Desde o início dos anos 90, vários serviços de infraestrutura foram objeto de privatização nos setores de energia, telecomunicações, transportes e, em menor escala, saneamento. No caso da telefonia e na geração de energia optou-se pelo processo de venda de ativos e na distribuição de energia e transportes o modelo foi de concessão da operação por um determinado período. Recentemente, ocorreram algumas experiências de concessão do tipo de parceria público privada, as chamadas PPPs, nas quais existem responsabilidades compartilhadas entre governo e concessionário. Em alguns casos no saneamento e em energia houve a abertura do capital das empresas que, embora continuando sob o comando estatal, estão listadas na bolsa e adotam políticas de governança corporativa e prestação de contas a seus acionistas. A concessão da gestão de serviços de infraestrutura à iniciativa privada oferece oportunidade de investimentos e possibilidade de melhoria na qualidade do serviço, contribuindo para maior eficiência da economia, resultando em estímulo ao crescimento econômico e à geração de empregos. É hora de fazer uma avaliação desses programas.
Ao menos três motivações podem ser consideradas para a privatização dos serviços de infraestrutura. A crise fiscal foi a causa imediata que exigiu a retirada do Estado de várias atividades, gerando recursos para reduzir a dívida pública e desonerando o tesouro de investimentos, operação e manutenção de serviços passíveis de transferência à iniciativa privada. Ademais, o ambiente de reformas econômicas e de retomada do crescimento propiciou a mobilização de recursos privados, quer do Brasil ou do exterior, abrindo novas oportunidades para investimentos. Finalmente, esperava-se que, com gestão privada, os serviços teriam melhor qualidade e o aumento da eficiência da economia seria o resultado final.

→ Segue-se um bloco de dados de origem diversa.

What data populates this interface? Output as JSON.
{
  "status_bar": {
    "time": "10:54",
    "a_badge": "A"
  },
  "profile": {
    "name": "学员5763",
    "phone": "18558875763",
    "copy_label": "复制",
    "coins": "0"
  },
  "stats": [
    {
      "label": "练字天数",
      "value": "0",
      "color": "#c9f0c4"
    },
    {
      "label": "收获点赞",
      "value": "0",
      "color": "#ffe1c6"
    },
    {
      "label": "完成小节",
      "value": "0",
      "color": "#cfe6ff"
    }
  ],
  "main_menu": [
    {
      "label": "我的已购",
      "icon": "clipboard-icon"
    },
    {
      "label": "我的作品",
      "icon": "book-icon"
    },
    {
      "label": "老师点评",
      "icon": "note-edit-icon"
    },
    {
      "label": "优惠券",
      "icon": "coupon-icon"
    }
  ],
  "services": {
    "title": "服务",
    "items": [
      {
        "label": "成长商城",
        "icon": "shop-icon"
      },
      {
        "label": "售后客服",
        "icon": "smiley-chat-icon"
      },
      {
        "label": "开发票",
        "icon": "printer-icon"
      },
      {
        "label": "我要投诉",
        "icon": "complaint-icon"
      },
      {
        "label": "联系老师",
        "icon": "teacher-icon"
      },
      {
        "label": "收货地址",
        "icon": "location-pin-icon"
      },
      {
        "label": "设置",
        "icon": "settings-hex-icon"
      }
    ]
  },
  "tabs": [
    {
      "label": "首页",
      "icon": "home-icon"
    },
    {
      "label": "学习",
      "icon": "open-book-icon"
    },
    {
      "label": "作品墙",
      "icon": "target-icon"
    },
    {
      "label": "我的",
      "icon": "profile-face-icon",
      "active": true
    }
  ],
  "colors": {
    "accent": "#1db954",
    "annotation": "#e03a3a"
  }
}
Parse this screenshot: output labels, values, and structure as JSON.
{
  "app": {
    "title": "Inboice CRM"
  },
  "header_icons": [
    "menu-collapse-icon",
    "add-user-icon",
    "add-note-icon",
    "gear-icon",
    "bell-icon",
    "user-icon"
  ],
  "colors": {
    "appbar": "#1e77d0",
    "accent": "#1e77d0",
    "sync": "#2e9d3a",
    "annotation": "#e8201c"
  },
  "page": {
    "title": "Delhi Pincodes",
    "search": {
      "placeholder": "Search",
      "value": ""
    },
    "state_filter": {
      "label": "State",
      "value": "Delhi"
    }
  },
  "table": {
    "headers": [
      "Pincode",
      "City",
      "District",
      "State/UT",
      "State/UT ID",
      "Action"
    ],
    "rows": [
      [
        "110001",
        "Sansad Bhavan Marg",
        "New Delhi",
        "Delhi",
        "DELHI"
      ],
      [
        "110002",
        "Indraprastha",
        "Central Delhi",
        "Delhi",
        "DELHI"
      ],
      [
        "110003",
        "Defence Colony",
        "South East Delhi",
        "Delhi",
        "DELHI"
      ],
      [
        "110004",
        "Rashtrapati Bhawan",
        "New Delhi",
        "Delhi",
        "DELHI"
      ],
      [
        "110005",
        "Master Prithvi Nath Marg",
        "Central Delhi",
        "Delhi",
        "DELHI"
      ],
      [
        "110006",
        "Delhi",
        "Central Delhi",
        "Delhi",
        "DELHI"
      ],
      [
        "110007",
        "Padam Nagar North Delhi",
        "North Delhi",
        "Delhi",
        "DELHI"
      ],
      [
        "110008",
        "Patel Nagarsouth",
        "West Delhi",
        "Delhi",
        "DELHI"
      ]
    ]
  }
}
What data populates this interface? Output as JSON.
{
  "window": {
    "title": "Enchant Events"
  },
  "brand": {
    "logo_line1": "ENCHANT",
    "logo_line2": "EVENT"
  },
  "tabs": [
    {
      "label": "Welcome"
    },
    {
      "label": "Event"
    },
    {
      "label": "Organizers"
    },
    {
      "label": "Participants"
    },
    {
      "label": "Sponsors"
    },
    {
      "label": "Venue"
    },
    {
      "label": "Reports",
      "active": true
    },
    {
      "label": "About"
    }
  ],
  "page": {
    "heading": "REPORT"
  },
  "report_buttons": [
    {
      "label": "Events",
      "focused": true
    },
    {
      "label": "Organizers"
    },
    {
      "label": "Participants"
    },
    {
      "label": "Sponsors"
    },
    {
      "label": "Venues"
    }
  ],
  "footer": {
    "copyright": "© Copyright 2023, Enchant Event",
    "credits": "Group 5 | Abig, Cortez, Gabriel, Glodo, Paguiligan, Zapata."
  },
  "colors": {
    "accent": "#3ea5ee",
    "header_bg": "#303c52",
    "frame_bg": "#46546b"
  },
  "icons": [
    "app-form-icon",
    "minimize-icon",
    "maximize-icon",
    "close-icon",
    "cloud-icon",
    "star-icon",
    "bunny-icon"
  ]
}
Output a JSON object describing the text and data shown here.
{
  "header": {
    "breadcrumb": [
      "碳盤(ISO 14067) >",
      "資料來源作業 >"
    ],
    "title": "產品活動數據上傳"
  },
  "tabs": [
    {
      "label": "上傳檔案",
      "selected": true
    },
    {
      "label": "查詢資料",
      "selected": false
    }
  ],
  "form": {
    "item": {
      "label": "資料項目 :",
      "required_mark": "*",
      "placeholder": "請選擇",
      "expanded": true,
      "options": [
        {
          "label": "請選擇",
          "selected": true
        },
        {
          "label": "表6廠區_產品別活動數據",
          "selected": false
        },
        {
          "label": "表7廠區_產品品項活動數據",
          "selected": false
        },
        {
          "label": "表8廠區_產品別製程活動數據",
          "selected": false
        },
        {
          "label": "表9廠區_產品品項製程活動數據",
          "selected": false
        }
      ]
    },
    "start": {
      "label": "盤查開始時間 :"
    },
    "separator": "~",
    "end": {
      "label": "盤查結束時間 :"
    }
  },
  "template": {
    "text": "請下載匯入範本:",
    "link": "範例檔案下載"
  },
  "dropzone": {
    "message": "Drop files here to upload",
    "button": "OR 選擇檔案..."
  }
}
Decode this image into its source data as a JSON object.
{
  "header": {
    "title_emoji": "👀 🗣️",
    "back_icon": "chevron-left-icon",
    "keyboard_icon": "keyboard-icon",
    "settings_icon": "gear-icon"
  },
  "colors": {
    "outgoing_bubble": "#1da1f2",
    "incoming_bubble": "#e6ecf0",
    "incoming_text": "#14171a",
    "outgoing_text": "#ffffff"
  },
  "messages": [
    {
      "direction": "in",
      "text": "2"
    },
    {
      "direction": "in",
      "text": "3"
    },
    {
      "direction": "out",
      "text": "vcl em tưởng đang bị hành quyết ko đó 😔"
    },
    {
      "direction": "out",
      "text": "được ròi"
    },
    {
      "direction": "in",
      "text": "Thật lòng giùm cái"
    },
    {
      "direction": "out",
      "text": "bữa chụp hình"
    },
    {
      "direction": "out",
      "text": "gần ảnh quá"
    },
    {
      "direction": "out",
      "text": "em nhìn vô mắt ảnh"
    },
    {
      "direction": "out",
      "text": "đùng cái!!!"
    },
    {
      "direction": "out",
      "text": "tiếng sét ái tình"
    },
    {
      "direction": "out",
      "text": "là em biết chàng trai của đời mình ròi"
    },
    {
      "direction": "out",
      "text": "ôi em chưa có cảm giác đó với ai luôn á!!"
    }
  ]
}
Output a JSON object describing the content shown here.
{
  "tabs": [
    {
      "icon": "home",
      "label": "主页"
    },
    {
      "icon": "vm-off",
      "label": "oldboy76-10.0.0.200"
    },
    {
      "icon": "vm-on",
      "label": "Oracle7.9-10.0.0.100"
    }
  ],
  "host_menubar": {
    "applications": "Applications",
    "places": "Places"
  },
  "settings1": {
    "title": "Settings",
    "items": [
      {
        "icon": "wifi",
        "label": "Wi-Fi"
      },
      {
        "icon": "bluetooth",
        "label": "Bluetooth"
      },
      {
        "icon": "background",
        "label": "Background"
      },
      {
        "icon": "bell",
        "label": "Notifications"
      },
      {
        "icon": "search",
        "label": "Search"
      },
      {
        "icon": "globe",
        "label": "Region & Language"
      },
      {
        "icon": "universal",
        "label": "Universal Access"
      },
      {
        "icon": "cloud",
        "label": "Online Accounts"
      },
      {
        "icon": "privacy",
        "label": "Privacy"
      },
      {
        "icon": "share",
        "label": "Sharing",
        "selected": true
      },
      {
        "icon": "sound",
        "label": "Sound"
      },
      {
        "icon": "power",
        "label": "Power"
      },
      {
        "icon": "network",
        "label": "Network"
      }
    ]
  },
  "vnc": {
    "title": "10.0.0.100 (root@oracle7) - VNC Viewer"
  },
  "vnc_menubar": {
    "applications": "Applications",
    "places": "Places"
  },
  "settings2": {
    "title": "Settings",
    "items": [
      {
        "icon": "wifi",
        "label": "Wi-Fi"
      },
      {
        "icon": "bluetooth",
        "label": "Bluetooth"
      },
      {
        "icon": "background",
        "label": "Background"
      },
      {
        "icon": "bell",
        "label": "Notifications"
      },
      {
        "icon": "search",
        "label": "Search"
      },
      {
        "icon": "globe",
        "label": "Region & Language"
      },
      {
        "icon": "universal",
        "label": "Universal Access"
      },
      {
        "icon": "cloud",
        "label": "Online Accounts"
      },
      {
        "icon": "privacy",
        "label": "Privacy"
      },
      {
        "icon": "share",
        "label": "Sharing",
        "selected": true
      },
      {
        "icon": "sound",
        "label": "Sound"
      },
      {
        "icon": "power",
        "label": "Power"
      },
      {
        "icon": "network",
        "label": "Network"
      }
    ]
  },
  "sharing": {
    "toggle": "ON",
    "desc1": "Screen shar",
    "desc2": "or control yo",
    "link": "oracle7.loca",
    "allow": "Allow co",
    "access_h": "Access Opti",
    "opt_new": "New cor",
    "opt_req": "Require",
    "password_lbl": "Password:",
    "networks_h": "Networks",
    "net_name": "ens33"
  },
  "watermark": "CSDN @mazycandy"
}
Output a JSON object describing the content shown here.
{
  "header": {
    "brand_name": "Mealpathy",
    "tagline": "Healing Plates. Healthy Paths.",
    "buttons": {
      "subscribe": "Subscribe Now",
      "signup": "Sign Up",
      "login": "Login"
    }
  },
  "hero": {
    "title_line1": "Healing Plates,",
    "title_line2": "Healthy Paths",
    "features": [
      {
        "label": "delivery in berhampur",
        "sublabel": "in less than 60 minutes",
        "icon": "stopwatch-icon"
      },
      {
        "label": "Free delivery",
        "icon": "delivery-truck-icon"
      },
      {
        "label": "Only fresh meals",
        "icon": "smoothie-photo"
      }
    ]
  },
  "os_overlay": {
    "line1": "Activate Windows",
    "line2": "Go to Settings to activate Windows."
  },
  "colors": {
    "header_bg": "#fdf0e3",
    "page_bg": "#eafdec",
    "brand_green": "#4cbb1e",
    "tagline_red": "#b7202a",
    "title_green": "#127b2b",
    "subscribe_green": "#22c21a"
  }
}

O recente anúncio da retomada de concessões de rodovias e aeroportos e as punições a três concessionárias de serviços de telefonia indicam, de um lado, a opção do governo federal em assumir definitivamente os programas de privatização de serviços de utilidade pública e, de outro lado, sua preocupação com a qualidade da oferta desses serviços. Seria oportuno, nesse momento, avaliar como está o programa de privatizações, quais seus acertos e seus erros e como melhorá-lo. Entendo que os três aspectos merecem uma análise para aprimorar as concessões de serviços de infraestrutura no País.
Primeiro: um planejamento bem elaborado. O governo tem a responsabilidade de definir objetivos, desenhar e implementar programas com cronogramas preestabelecidos e divulgá-los para que os investidores e a população tomem conhecimento. Anúncios pontuais não garantem a continuidade do programa nem, tampouco, contribuem com o planejamento do setor privado. Quem sabe hoje o que o governo quer com os serviços de utilidade pública?
Segundo: um respeito maior ao modelo regulatório vigente. O processo de privatização dos serviços de infraestrutura requer a criação de agências reguladoras e a clara segregação de funções entre a administração direta - definição de políticas e estratégias - e as agências - supervisão e fiscalização dos serviços. Atualmente, essa é a parte mais frágil do modelo adotado no Brasil porque as agências carecem de real autonomia.
Terceiro: um acompanhamento mais rigoroso do padrão dos serviços prestados, o que exige, ao mesmo tempo, um adequado modelo de concessão, em que a qualidade dos serviços tem lugar central, e a adoção de indicadores de desempenho que possam ser acompanhados pelos usuários. Concessões que visam exclusivamente a aumentar a receita pública são fadadas a oferecer serviços de baixa qualidade ou a favorecer o não cumprimento de exigências contratuais de investimentos. Deve-se evitar o risco de adotar apenas o preço como critério de decisão, o que, de imediato, agrada ao usuário, mas lhe sairá bem mais caro no futuro. Preço não é tudo. Padrão de qualidade é fundamental.